Отец его, заседавший в качестве чего-то в думе, год тому назад встретившись с Кирпичовым, упросил его взять к себе сына в учение. Отпуская его учиться уму-разуму, родитель говорил: «С богом, Петруша, поди-ка, поди, полно тебе за голубями бегать по улицам; отцу твоему некогда с тобой возиться, а матери нет у тебя, — ступай, Петруша, чужой человек лучше выучит. Да смотри же, — прибавил он, — я пристроил тебя, так ты чувствуй: чтоб я не слышал о тебе от почтенного хозяина твоего ничего, кроме хорошего, а не то… Ну, ступай, ступай, — заключил он, заметив покатившиеся слезы по бледному лицу мальчика. — Благослови Христос!» — И вот Петрушка стоит теперь у дверей магазина в качестве швейцара, возит в почтамт посылки, получает по повесткам деньги, а по утрам убирает магазин.
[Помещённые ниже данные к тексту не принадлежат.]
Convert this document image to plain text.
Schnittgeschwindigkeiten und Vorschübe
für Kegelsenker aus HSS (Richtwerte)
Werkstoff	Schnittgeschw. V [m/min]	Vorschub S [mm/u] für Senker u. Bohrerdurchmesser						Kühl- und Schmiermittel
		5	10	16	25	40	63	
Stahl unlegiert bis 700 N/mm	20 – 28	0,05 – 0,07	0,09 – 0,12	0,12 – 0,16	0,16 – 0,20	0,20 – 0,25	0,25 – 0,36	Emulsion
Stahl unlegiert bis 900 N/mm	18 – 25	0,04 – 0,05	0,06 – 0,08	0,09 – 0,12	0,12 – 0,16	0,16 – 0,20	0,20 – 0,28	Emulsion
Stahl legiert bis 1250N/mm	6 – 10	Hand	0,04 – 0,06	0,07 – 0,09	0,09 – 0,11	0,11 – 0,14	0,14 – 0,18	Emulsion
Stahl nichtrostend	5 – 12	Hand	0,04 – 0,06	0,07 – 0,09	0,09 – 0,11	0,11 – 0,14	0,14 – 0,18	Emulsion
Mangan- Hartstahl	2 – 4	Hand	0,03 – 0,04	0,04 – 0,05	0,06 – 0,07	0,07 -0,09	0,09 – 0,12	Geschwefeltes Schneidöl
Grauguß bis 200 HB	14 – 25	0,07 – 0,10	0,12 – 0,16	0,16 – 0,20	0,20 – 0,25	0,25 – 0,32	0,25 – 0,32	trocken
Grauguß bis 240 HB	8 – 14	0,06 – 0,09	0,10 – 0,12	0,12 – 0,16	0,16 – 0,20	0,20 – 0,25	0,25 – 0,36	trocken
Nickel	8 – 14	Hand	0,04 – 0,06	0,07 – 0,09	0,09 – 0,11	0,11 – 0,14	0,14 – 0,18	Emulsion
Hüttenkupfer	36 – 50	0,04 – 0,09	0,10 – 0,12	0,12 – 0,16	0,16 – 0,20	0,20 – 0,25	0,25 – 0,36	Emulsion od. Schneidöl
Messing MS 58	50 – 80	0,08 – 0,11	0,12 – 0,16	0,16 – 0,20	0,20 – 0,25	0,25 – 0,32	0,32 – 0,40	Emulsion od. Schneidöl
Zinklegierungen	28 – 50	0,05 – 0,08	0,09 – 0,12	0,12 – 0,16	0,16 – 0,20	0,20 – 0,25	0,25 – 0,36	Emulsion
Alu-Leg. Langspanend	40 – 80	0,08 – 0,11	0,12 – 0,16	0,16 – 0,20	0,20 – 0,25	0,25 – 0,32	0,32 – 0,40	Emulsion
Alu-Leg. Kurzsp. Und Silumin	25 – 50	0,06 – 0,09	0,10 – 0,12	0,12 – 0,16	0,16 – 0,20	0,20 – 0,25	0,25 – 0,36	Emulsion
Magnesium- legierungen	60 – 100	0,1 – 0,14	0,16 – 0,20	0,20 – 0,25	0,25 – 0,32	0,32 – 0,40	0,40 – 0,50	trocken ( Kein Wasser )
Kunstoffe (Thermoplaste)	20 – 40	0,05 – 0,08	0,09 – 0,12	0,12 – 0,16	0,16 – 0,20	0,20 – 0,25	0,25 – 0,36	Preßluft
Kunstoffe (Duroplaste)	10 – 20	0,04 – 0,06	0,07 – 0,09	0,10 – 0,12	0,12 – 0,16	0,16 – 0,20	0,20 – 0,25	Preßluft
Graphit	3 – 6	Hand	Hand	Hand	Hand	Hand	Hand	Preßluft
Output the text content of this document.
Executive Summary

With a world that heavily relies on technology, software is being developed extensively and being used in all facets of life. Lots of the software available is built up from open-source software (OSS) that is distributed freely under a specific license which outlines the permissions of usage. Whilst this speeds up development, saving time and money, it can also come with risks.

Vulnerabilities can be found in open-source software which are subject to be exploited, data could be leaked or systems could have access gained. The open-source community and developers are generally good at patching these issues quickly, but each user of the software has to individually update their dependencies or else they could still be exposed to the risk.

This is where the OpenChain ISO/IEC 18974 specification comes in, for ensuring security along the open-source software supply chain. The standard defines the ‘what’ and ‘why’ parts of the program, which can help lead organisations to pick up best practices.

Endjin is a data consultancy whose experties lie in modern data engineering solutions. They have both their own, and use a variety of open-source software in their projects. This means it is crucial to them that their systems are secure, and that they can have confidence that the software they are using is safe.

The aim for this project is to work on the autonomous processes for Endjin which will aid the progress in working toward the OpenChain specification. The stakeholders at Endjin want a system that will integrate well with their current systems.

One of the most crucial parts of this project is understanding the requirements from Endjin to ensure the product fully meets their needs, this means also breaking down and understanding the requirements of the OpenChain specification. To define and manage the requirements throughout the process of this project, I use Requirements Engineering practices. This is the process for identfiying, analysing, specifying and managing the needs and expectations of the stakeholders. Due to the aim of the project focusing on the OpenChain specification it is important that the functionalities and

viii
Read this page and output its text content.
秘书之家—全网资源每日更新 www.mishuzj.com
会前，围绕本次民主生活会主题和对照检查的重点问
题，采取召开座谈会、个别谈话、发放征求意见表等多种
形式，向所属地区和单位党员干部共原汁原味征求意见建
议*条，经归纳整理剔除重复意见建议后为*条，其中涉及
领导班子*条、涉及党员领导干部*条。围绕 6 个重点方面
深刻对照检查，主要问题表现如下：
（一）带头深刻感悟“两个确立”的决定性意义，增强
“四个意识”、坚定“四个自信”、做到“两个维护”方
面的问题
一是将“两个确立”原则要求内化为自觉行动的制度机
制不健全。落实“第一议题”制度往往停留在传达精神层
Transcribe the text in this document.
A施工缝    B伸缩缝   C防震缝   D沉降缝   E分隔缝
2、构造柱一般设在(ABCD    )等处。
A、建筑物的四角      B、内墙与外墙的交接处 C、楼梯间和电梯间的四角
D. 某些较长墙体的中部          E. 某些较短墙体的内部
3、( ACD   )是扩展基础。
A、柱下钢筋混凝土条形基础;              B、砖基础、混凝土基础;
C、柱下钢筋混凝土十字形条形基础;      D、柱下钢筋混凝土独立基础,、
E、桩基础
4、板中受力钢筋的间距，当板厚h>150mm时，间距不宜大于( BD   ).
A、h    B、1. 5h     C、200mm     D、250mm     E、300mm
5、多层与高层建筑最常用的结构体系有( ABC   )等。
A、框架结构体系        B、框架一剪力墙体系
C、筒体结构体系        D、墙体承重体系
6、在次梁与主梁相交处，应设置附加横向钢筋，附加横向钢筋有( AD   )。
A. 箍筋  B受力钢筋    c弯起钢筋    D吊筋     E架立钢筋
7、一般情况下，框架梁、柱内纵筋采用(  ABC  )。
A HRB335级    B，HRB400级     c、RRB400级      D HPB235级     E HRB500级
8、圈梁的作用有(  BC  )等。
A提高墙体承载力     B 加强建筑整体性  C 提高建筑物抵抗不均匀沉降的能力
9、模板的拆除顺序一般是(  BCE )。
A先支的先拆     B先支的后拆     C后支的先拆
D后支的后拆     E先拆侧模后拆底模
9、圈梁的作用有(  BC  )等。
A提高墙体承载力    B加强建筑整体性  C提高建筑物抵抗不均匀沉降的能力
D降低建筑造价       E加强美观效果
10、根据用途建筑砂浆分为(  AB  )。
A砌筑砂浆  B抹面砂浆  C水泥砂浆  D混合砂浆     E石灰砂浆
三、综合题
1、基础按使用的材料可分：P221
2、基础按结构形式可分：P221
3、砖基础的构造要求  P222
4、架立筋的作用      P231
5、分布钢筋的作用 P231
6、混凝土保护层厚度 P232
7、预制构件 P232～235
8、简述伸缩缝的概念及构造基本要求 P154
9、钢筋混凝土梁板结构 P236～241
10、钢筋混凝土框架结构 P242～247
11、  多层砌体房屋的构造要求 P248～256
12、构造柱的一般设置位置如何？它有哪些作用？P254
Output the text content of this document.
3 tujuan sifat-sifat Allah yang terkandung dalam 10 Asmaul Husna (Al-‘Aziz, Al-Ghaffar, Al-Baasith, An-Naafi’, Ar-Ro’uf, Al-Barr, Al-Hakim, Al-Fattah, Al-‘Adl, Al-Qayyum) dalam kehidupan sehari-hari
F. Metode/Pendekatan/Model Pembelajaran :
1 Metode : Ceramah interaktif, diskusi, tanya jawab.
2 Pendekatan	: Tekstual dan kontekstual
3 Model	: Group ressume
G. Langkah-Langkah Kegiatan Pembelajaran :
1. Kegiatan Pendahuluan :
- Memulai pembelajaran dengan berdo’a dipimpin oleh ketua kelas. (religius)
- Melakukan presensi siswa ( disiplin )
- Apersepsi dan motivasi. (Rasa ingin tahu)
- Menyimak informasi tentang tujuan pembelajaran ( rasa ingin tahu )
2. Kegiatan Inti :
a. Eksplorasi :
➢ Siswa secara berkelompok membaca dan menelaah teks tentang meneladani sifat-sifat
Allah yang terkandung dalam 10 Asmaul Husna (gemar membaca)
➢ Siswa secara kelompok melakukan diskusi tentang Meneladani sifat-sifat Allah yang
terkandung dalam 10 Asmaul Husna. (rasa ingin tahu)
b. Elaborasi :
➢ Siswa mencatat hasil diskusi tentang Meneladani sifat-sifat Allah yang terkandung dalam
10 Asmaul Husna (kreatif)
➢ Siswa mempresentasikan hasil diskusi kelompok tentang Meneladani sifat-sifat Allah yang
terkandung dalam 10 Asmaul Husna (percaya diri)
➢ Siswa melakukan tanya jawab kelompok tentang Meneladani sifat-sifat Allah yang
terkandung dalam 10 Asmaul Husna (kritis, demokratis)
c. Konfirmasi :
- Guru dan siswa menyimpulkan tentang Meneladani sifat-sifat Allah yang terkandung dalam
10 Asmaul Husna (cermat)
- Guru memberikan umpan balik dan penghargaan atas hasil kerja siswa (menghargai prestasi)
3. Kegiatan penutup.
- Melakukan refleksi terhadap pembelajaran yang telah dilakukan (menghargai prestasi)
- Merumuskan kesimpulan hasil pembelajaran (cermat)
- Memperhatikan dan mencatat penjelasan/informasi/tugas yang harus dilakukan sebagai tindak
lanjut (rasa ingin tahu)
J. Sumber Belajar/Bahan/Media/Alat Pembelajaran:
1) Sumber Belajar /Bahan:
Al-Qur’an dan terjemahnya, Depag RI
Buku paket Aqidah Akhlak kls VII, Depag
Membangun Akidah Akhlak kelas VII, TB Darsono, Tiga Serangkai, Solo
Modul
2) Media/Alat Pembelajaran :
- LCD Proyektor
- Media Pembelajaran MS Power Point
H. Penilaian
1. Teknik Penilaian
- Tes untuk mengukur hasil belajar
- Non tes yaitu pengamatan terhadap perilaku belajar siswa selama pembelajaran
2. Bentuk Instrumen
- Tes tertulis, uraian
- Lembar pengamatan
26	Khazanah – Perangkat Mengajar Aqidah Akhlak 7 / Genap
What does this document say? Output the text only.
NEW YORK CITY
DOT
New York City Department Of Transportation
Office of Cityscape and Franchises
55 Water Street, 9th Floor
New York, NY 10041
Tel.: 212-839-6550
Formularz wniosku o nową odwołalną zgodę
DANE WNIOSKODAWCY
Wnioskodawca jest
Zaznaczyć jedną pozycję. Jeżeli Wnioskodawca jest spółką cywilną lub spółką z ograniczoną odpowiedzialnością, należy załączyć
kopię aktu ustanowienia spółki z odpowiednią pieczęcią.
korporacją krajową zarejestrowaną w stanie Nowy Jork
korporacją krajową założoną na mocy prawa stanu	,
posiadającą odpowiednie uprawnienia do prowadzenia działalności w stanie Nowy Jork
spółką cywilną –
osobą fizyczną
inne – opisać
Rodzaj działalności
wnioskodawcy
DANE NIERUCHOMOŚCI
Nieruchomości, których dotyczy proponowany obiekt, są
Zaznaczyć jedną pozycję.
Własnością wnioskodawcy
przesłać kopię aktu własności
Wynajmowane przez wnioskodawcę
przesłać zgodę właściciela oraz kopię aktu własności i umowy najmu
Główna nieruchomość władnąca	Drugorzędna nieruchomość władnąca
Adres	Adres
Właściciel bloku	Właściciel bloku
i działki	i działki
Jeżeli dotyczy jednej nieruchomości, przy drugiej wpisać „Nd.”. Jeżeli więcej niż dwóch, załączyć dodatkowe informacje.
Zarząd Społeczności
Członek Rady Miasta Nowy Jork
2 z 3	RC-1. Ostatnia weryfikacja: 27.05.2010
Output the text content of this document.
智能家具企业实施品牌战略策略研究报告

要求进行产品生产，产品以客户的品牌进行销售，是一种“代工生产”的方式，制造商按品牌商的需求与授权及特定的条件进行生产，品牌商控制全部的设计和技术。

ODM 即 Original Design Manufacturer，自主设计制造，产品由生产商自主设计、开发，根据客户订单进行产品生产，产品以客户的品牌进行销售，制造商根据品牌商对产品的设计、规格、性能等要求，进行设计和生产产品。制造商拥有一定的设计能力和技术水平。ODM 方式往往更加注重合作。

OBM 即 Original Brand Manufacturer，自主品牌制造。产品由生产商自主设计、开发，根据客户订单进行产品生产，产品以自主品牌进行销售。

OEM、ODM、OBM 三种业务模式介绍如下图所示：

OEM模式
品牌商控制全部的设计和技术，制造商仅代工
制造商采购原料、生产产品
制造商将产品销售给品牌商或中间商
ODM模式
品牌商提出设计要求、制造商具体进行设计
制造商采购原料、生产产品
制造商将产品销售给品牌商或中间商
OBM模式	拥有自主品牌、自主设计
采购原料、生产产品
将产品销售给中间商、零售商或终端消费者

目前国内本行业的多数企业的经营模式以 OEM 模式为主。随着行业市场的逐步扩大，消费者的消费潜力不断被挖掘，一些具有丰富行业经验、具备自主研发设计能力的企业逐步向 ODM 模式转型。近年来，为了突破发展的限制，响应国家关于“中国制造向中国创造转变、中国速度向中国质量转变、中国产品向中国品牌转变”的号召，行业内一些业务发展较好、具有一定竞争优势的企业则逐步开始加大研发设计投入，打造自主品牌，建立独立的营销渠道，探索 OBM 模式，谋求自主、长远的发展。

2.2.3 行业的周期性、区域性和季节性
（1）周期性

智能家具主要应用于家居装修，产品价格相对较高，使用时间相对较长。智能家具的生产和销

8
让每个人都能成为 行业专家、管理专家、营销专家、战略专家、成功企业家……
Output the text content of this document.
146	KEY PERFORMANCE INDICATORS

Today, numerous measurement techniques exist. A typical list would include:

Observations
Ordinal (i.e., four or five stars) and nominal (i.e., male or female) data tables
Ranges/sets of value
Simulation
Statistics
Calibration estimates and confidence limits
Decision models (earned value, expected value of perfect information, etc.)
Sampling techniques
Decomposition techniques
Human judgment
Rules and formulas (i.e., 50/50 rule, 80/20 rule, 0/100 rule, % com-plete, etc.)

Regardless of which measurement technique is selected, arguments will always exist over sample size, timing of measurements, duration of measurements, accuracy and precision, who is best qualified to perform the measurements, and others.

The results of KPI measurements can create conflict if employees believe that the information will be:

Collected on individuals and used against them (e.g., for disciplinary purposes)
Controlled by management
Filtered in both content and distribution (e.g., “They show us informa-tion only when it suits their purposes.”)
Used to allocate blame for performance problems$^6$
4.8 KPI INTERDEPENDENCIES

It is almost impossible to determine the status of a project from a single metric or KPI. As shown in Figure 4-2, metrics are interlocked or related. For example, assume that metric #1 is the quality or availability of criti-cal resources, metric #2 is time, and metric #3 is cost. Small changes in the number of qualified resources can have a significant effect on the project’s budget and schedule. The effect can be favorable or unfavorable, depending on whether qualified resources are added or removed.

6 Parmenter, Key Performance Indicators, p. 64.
Петрушка страшно возился с коврами и подымал метелкой пыль с полу, полок и прилавков, приводя таким образом магазин в надлежащий вид. Пыль ходила туманом. Молодой человек чихнул. — Будьте здоровы! — прокричал где-то Петрушка и снова принялся возиться и стучать метелкой сильнее прежнего. Защитив платком нос и глаза от пыли, будущий сподвижник Кирпичова начал осматриваться. Он остановился в комнате, в которой производилась упаковка посылок и которую Кирпичов назначал теперь для конторских занятий. Она была уже преобразована и имела вид конторы значительного торгового дома: по стенам тянулись полки с кипами бумаг; под полками огромные шкафы; на дверцах одного из шкафов приклеена надпись «Архив». Посреди комнаты большие письменные столы, забросанные большими книгами. Особенно бросалась в глаза по своей громадности книга с надписью золотыми литерами: «Для записки требований иногородних». Молодой человек развернул ее; в ней было уже записано несколько адресов рукою Кирпичова, тщательно и с соблюдением всех каллиграфических украшений в заглавных буквах.